Reflexões Matutas

Kaingangs acampados em Dracena gera reflexões sobre o passado e o presente da Nova Alta Paulista

Indígenas da etnia Kaingang retornam para comercializar seu artesanato e provocam reflexões.

Victor Hugo S. Souza | Historiador, professor, entusiasta das causas regionais e pauliceiense | profvictor97@gmail.com Colunista
Victor Hugo S. Souza | Historiador, professor, entusiasta das causas regionais e pauliceiense | profvictor97@gmail.com
(Fonte: Coletivo Rancho Y-Îara). (Fonte: Coletivo Rancho Y-Îara).

Indígenas da etnia Kaingang, que ocupavam até o início do século XX as cidades da região, retornam para comercializar seu artesanato e provocam reflexões.

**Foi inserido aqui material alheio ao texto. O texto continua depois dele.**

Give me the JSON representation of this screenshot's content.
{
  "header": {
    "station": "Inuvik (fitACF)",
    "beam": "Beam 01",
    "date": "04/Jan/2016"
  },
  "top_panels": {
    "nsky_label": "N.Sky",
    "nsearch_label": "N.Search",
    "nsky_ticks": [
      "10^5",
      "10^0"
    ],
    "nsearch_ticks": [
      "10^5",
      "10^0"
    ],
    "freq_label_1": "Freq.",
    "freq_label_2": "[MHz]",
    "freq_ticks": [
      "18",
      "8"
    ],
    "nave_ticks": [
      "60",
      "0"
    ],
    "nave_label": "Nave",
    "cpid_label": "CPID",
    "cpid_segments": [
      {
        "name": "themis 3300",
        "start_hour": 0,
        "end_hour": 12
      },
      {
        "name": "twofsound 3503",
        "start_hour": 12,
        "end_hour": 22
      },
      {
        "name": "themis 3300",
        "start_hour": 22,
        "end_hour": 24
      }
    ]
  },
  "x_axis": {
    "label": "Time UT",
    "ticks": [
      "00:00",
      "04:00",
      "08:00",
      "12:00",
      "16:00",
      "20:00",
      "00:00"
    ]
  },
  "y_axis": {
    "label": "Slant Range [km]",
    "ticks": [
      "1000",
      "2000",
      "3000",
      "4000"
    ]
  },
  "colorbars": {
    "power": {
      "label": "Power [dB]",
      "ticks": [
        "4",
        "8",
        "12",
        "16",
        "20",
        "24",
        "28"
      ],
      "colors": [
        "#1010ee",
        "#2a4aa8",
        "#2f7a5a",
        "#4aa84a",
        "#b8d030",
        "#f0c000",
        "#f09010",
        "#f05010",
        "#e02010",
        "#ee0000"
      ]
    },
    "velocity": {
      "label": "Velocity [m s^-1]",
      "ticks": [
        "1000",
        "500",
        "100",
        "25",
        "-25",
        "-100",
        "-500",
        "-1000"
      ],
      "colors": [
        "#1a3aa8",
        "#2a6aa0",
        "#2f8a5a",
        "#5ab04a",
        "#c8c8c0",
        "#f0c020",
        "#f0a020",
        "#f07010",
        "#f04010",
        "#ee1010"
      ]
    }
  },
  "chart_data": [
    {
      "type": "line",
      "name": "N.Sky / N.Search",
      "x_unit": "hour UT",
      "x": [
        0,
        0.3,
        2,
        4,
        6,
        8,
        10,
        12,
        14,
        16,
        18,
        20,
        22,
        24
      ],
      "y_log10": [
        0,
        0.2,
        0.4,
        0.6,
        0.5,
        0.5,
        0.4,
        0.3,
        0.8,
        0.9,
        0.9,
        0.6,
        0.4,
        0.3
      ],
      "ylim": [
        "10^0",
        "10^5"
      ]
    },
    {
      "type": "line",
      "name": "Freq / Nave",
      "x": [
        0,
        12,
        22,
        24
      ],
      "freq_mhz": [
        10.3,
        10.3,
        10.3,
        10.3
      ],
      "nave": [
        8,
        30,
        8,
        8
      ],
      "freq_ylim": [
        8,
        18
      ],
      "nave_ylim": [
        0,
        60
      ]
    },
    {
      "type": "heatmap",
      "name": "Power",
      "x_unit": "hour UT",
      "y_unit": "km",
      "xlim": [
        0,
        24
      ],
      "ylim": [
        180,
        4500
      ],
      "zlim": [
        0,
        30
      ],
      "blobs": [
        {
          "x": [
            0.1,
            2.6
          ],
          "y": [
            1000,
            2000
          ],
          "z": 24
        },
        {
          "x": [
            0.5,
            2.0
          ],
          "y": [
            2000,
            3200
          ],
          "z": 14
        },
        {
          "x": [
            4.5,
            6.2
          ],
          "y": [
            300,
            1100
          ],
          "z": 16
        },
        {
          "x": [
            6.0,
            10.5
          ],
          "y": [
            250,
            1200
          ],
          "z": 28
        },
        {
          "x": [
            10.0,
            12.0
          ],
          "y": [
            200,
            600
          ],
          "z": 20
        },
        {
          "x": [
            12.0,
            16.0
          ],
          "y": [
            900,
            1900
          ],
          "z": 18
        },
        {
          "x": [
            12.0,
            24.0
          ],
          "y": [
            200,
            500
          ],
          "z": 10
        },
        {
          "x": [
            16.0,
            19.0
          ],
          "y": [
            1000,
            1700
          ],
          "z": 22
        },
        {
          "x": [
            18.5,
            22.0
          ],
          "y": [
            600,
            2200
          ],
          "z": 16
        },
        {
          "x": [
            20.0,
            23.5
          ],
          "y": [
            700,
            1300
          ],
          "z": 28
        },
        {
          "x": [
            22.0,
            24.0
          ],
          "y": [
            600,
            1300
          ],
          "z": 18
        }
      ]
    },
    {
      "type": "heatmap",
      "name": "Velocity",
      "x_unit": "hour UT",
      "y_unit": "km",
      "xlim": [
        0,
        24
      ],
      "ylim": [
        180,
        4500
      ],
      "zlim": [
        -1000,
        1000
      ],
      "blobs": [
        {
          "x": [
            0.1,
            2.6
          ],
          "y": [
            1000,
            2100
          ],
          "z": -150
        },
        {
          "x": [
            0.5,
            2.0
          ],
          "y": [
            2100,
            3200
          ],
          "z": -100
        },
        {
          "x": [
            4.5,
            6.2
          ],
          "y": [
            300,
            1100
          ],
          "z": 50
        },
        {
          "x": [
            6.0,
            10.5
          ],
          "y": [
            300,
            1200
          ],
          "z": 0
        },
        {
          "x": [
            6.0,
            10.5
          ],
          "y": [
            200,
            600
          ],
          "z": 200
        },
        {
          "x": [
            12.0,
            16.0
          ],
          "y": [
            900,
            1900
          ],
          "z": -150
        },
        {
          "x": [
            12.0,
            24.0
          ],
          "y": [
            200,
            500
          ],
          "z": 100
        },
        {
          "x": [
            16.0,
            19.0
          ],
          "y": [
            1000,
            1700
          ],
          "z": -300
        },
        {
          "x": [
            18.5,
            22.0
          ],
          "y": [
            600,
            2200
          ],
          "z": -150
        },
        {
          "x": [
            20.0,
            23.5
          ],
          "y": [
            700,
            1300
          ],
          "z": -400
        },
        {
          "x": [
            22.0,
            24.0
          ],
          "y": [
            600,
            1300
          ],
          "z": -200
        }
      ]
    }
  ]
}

De acordo com a pesquisa de Carlos Vitório Martins Joviano, intitulada “O colono e o índio na ocupação da Nova Alta Paulista”, a área situada entre os rios Peixe e Aguapeí, assim como a maior parte das terras do extremo oeste paulista era ocupada até meados do século XX por indígenas da etnia Kaingang.

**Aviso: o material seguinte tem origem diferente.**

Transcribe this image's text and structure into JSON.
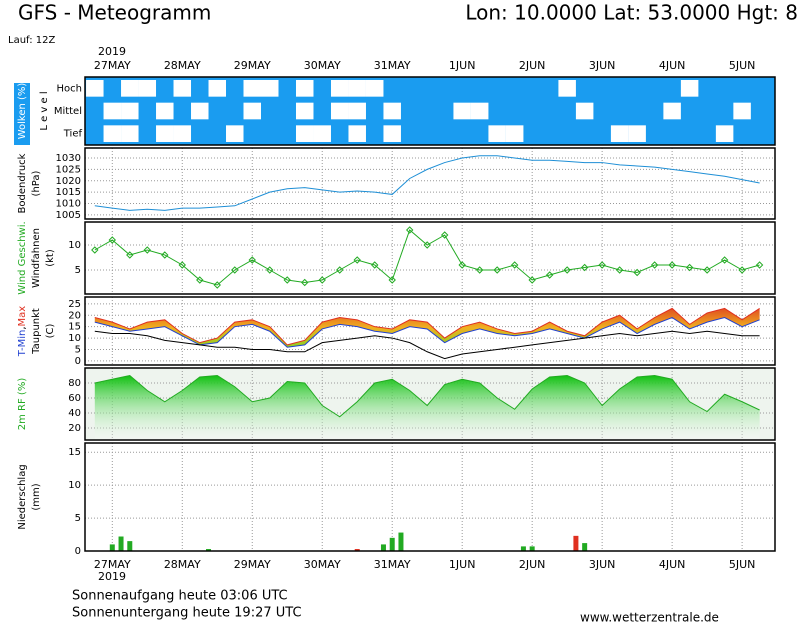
{
  "header": {
    "title": "GFS - Meteogramm",
    "location": "Lon: 10.0000 Lat: 53.0000 Hgt: 8",
    "run": "Lauf: 12Z",
    "year": "2019"
  },
  "time": {
    "xlim": [
      -0.39,
      9.47
    ],
    "xticks": [
      {
        "value": 0,
        "label": "27MAY"
      },
      {
        "value": 1,
        "label": "28MAY"
      },
      {
        "value": 2,
        "label": "29MAY"
      },
      {
        "value": 3,
        "label": "30MAY"
      },
      {
        "value": 4,
        "label": "31MAY"
      },
      {
        "value": 5,
        "label": "1JUN"
      },
      {
        "value": 6,
        "label": "2JUN"
      },
      {
        "value": 7,
        "label": "3JUN"
      },
      {
        "value": 8,
        "label": "4JUN"
      },
      {
        "value": 9,
        "label": "5JUN"
      }
    ],
    "x": [
      -0.25,
      0,
      0.25,
      0.5,
      0.75,
      1,
      1.25,
      1.5,
      1.75,
      2,
      2.25,
      2.5,
      2.75,
      3,
      3.25,
      3.5,
      3.75,
      4,
      4.25,
      4.5,
      4.75,
      5,
      5.25,
      5.5,
      5.75,
      6,
      6.25,
      6.5,
      6.75,
      7,
      7.25,
      7.5,
      7.75,
      8,
      8.25,
      8.5,
      8.75,
      9,
      9.25
    ]
  },
  "chart_data": [
    {
      "type": "heatmap",
      "axis_label": [
        "Wolken (%)",
        "L e v e l"
      ],
      "levels": [
        "Hoch",
        "Mittel",
        "Tief"
      ],
      "color": "#1a9cf0",
      "cloud_color": "#ffffff",
      "values": [
        [
          100,
          0,
          100,
          100,
          0,
          100,
          0,
          100,
          0,
          100,
          100,
          0,
          100,
          0,
          100,
          100,
          100,
          0,
          0,
          0,
          0,
          0,
          0,
          0,
          0,
          0,
          0,
          100,
          0,
          0,
          0,
          0,
          0,
          0,
          100,
          0,
          0,
          0,
          0
        ],
        [
          0,
          100,
          100,
          0,
          100,
          0,
          100,
          0,
          0,
          100,
          0,
          0,
          100,
          0,
          100,
          100,
          0,
          100,
          0,
          0,
          0,
          100,
          100,
          0,
          0,
          0,
          0,
          0,
          100,
          0,
          0,
          0,
          0,
          100,
          0,
          0,
          0,
          100,
          0
        ],
        [
          0,
          100,
          100,
          0,
          100,
          100,
          0,
          0,
          100,
          0,
          0,
          0,
          100,
          100,
          0,
          100,
          0,
          100,
          0,
          0,
          0,
          0,
          0,
          100,
          100,
          0,
          0,
          0,
          0,
          0,
          100,
          100,
          0,
          0,
          0,
          0,
          100,
          0,
          0
        ]
      ]
    },
    {
      "type": "line",
      "axis_label": [
        "Bodendruck",
        "(hPa)"
      ],
      "label_colors": [
        "#000000",
        "#000000"
      ],
      "ylim": [
        1003.2,
        1034.4
      ],
      "yticks": [
        1005,
        1010,
        1015,
        1020,
        1025,
        1030
      ],
      "grid": true,
      "series": [
        {
          "color": "#1e8fd6",
          "values": [
            1009,
            1008,
            1007,
            1007.5,
            1007,
            1008,
            1008,
            1008.5,
            1009,
            1012,
            1015,
            1016.5,
            1017,
            1016,
            1015,
            1015.5,
            1015,
            1014,
            1021,
            1025,
            1028,
            1030,
            1031,
            1031,
            1030,
            1029,
            1029,
            1028.5,
            1028,
            1028,
            1027,
            1026.5,
            1026,
            1025,
            1024,
            1023,
            1022,
            1020.5,
            1019
          ]
        }
      ]
    },
    {
      "type": "line",
      "axis_label": [
        "Wind Geschwi.",
        "Windfahnen",
        "(kt)"
      ],
      "label_colors": [
        "#22aa22",
        "#000000",
        "#000000"
      ],
      "ylim": [
        0.2,
        14.6
      ],
      "yticks": [
        5,
        10
      ],
      "grid": true,
      "marker": "diamond",
      "series": [
        {
          "color": "#22aa22",
          "values": [
            9,
            11,
            8,
            9,
            8,
            6,
            3,
            2,
            5,
            7,
            5,
            3,
            2.5,
            3,
            5,
            7,
            6,
            3,
            13,
            10,
            12,
            6,
            5,
            5,
            6,
            3,
            4,
            5,
            5.5,
            6,
            5,
            4.5,
            6,
            6,
            5.5,
            5,
            7,
            5,
            6
          ]
        }
      ]
    },
    {
      "type": "line",
      "axis_label": [
        "(C)"
      ],
      "label_separator": ",",
      "ylim": [
        -1.8,
        28
      ],
      "yticks": [
        0,
        5,
        10,
        15,
        20,
        25
      ],
      "grid": true,
      "fill": "#f0a020",
      "series": [
        {
          "name": "T-Min",
          "color": "#2040d0",
          "values": [
            17,
            15,
            13,
            14,
            15,
            11,
            7,
            8,
            15,
            16,
            13,
            6,
            7,
            14,
            16,
            15,
            13,
            12,
            15,
            14,
            8,
            12,
            14,
            12,
            11,
            12,
            14,
            12,
            10,
            14,
            17,
            12,
            16,
            19,
            14,
            17,
            19,
            15,
            18
          ]
        },
        {
          "name": "Max",
          "color": "#e03020",
          "values": [
            19,
            17,
            14,
            17,
            18,
            12,
            8,
            10,
            17,
            18,
            15,
            7,
            9,
            17,
            19,
            18,
            15,
            14,
            18,
            17,
            10,
            15,
            17,
            14,
            12,
            13,
            17,
            13,
            11,
            17,
            20,
            14,
            19,
            23,
            16,
            21,
            23,
            18,
            23
          ]
        },
        {
          "name": "Taupunkt",
          "color": "#000000",
          "values": [
            13,
            12,
            12,
            11,
            9,
            8,
            7,
            6,
            6,
            5,
            5,
            4,
            4,
            8,
            9,
            10,
            11,
            10,
            8,
            4,
            1,
            3,
            4,
            5,
            6,
            7,
            8,
            9,
            10,
            11,
            12,
            11,
            12,
            13,
            12,
            13,
            12,
            11,
            11
          ]
        }
      ]
    },
    {
      "type": "area",
      "axis_label": [
        "2m RF (%)"
      ],
      "label_colors": [
        "#22aa22"
      ],
      "ylim": [
        4,
        100
      ],
      "yticks": [
        20,
        40,
        60,
        80
      ],
      "grid": true,
      "series": [
        {
          "color": "#22aa22",
          "values": [
            80,
            85,
            90,
            70,
            55,
            70,
            88,
            90,
            75,
            55,
            60,
            82,
            80,
            50,
            35,
            55,
            80,
            85,
            70,
            50,
            78,
            85,
            80,
            60,
            45,
            72,
            88,
            90,
            80,
            50,
            72,
            88,
            90,
            85,
            55,
            42,
            65,
            55,
            44
          ]
        }
      ]
    },
    {
      "type": "bar",
      "axis_label": [
        "Niederschlag",
        "(mm)"
      ],
      "label_colors": [
        "#000000",
        "#000000"
      ],
      "ylim": [
        0,
        16.4
      ],
      "yticks": [
        0,
        5,
        10,
        15
      ],
      "grid": true,
      "x": [
        0,
        0.125,
        0.25,
        1.375,
        3.5,
        3.875,
        4,
        4.125,
        5.875,
        6,
        6.625,
        6.75
      ],
      "values": [
        1,
        2.2,
        1.5,
        0.3,
        0.3,
        1,
        2,
        2.8,
        0.7,
        0.7,
        2.3,
        1.2
      ],
      "colors": [
        "#22aa22",
        "#22aa22",
        "#22aa22",
        "#22aa22",
        "#e03020",
        "#22aa22",
        "#22aa22",
        "#22aa22",
        "#22aa22",
        "#22aa22",
        "#e03020",
        "#22aa22"
      ]
    }
  ],
  "footer": {
    "sunrise": "Sonnenaufgang heute 03:06 UTC",
    "sunset": "Sonnenuntergang heute 19:27 UTC",
    "source": "www.wetterzentrale.de"
  }
}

A marcha do café rumo ao oeste do estado, junto à construção da ferrovia da Companhia Paulista de Estradas de Ferro (CPEF) em nome do capital, do lucro e do colonialismo, usaram de seus artifícios para que os “terrenos desconhecidos habitados por índios” como a região do estado é tratada em antigos mapas, se tornasse um símbolo de progresso.

“A incursão no território Kaingang começou por volta de 1895, de maneira ainda tímida, mas sempre caracterizada pela ação truculenta dos bugreiros (matadores de índios), que agiam inicialmente a mando de grileiros que se aventuravam no espigão entre os rios do Peixe e Aguapeí, onde loteavam e vendiam ilegalmente terras devolutas. As atrocidades cometidas contra os Kaingang e as transações ilegais terras deram, portanto, o tom do início da ocupação deste vasto território”.

Se estima que no início do século passado vivessem na região cerca de quatro mil indígenas dessa etnia, a grande maioria foi morta num genocídio escancarado, e alguns poucos conseguiram migrar para a região norte do estado do Paraná.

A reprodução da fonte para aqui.